The aggregate net income for the 10 largest Saudi-listed banks increased by 3.8% quarter-on-quarter (QoQ) to 18 billion riyals ($4.80 billion) in the third quarter of 2023, driven by high loan growth and improved net interest margin (NIM).

In addition, aggregate impairment costs fell by 18% QoQ, further supporting growth in net income, Alvarez & Marsal (A&M) said in its latest banking report.

Operating income increased by 2.9% QoQ, primarily on the back of growth in net interest income by 3.8%. Eight out of the top 10 banks have reported improvement in NIMs in the quarter.  

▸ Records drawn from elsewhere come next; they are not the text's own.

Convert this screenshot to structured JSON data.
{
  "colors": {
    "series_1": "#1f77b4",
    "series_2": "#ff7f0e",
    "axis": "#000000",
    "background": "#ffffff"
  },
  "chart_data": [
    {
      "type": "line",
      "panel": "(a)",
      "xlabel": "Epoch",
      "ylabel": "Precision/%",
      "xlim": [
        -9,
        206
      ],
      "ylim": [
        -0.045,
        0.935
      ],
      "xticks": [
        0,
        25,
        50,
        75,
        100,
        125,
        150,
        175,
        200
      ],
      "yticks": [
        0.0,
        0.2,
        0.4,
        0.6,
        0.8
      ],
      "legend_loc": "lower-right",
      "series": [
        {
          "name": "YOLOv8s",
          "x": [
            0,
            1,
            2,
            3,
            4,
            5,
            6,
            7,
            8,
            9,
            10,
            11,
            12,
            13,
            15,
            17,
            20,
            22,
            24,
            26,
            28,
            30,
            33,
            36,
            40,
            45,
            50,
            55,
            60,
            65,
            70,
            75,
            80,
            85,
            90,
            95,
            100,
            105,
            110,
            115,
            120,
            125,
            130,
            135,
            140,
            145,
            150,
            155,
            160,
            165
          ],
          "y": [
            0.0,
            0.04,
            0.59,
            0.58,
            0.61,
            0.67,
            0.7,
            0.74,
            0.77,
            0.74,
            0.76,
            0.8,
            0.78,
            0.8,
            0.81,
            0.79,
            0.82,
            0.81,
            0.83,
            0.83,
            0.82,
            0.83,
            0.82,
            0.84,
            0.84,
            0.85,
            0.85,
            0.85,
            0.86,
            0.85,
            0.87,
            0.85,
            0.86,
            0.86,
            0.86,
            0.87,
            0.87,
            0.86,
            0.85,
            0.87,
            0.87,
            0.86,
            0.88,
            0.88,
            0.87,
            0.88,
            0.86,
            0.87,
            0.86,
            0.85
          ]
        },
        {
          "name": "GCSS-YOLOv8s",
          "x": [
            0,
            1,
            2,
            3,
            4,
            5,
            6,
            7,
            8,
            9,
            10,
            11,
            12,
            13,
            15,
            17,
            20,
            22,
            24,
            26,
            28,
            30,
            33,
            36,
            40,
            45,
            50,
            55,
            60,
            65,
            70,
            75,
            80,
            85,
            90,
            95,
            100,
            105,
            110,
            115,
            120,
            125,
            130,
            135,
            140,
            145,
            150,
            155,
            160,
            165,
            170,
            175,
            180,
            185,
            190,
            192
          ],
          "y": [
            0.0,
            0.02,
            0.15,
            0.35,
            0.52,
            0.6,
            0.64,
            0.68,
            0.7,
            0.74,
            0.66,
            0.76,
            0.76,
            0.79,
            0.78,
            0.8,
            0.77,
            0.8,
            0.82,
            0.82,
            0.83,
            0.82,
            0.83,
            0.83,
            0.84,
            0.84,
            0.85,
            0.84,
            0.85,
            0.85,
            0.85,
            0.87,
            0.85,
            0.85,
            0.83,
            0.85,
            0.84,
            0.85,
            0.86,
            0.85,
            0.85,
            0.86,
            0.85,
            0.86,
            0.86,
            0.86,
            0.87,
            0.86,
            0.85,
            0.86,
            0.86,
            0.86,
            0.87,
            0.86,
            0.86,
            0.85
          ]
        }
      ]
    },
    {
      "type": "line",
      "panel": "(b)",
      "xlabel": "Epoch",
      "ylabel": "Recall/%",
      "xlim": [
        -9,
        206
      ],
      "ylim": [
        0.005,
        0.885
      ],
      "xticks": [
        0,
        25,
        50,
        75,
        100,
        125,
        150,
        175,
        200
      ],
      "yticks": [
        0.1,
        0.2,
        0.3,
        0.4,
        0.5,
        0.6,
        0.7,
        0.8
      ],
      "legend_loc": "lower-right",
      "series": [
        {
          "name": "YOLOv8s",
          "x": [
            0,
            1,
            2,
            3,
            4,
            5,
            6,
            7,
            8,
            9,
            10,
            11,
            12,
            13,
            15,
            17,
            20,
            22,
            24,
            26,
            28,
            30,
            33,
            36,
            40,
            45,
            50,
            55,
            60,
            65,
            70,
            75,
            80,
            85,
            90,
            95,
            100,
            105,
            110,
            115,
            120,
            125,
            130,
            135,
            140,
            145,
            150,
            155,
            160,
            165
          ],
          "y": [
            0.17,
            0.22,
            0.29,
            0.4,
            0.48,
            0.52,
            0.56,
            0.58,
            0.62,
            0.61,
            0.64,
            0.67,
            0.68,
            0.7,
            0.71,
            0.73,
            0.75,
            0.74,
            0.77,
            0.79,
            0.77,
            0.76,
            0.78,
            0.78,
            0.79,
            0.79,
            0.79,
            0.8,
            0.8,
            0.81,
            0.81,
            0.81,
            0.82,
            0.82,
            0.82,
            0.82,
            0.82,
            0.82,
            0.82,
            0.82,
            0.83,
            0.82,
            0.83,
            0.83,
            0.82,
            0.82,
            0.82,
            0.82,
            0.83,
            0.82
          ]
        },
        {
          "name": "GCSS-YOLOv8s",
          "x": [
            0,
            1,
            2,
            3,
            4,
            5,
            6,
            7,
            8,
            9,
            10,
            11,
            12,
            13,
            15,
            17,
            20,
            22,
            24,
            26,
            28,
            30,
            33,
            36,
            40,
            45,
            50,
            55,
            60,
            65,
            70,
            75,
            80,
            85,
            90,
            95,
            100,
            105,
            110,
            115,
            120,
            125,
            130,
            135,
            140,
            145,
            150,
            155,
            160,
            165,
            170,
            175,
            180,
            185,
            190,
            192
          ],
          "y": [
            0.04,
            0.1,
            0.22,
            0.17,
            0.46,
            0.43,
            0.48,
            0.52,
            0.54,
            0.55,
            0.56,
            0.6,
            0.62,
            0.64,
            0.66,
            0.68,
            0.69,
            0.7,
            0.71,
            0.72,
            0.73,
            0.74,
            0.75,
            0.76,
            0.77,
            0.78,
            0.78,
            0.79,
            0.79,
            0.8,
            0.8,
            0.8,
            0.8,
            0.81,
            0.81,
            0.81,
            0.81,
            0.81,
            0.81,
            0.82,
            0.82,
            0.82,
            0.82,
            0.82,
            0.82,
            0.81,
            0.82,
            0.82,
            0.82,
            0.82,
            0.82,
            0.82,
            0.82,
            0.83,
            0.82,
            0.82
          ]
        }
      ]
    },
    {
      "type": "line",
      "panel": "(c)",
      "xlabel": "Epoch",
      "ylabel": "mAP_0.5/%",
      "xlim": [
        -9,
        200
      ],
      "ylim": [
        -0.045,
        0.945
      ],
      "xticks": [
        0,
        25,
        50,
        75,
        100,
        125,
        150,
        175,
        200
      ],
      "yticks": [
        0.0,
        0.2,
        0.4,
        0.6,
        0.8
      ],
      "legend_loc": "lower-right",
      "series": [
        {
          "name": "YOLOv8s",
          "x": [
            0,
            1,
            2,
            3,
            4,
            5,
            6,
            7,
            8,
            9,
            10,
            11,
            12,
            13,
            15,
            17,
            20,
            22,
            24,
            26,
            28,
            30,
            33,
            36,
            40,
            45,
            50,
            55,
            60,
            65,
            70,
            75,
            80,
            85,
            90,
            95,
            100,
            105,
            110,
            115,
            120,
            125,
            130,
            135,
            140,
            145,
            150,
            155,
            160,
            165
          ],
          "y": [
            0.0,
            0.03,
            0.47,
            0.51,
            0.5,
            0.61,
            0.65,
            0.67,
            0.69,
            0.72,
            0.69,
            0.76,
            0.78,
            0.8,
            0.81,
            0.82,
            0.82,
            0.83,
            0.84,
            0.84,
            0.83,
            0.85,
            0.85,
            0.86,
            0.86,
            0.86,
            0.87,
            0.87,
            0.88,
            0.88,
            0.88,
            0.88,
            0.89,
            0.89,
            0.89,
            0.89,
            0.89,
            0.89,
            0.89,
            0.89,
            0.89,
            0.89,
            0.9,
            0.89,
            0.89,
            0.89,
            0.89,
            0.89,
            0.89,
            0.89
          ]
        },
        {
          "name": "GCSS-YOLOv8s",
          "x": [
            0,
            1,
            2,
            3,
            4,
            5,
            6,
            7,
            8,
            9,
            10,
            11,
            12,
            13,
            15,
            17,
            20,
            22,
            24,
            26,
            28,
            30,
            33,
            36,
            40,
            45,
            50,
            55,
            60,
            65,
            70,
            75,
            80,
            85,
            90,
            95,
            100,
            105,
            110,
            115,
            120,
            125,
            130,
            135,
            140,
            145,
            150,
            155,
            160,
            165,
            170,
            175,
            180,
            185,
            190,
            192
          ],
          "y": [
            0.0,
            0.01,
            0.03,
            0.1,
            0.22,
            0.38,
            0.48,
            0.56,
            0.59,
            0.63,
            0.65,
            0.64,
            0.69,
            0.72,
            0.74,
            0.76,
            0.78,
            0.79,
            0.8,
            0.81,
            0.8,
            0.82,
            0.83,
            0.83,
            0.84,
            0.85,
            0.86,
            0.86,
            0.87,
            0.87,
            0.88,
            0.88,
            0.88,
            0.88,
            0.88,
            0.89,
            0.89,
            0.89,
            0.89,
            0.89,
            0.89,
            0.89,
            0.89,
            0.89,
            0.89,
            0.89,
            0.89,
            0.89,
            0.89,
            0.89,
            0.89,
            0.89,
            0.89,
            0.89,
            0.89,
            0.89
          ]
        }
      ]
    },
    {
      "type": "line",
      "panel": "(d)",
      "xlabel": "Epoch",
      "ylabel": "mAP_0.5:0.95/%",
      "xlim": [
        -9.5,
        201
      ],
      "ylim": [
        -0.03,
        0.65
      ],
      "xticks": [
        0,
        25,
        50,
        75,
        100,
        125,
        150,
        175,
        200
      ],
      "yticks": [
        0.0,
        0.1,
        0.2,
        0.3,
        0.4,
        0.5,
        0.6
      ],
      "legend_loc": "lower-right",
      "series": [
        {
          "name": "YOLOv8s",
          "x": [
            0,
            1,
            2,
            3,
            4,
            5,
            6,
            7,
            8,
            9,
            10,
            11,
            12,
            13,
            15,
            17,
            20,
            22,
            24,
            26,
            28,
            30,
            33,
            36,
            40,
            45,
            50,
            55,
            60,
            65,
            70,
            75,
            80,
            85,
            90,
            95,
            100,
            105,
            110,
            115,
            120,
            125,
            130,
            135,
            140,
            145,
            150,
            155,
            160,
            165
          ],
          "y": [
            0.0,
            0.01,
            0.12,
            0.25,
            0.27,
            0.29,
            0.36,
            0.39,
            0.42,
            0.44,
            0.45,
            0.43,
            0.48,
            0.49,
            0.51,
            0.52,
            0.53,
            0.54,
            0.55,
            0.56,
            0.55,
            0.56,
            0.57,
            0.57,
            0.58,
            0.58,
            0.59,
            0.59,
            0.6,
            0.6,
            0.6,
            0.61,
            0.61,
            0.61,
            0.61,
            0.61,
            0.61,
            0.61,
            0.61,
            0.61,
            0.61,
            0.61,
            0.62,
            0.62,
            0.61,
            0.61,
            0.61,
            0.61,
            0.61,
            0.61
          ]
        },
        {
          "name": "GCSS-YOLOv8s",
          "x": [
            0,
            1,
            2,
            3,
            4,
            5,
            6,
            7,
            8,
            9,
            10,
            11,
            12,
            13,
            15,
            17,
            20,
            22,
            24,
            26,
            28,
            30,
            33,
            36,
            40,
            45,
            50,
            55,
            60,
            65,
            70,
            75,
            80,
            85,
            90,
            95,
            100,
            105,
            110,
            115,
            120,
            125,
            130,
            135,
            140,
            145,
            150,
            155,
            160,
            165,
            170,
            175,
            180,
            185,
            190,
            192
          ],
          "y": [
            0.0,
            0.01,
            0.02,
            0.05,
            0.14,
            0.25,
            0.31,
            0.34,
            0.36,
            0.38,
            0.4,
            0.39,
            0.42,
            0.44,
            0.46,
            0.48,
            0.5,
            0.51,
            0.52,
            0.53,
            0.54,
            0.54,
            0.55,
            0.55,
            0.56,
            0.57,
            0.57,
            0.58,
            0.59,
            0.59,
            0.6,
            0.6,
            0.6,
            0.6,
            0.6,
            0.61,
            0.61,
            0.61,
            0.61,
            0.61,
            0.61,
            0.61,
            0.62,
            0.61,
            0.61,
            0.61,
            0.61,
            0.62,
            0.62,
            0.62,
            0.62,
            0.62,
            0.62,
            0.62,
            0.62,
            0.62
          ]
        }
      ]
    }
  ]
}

The loan-to-deposit (LDR) ratio improved by 2.3% QoQ on the back of higher loans-and-advances (L&A) which grew to reach 98.4%, representing the highest level seen in the last 4 years.

Deposits grew slightly by 0.5% QoQ, A&M added.

However, overall non-core income declined marginally by 0.5% QoQ, primarily due to a decline in net fee and commission income falling 3.3%.

According to the report, the growth in net income resulted in the return on equity increasing to the highest level of 16.4 percent, up 70 basis points QoQ since the pandemic. Return on assets remained stable at 2% in the third quarter.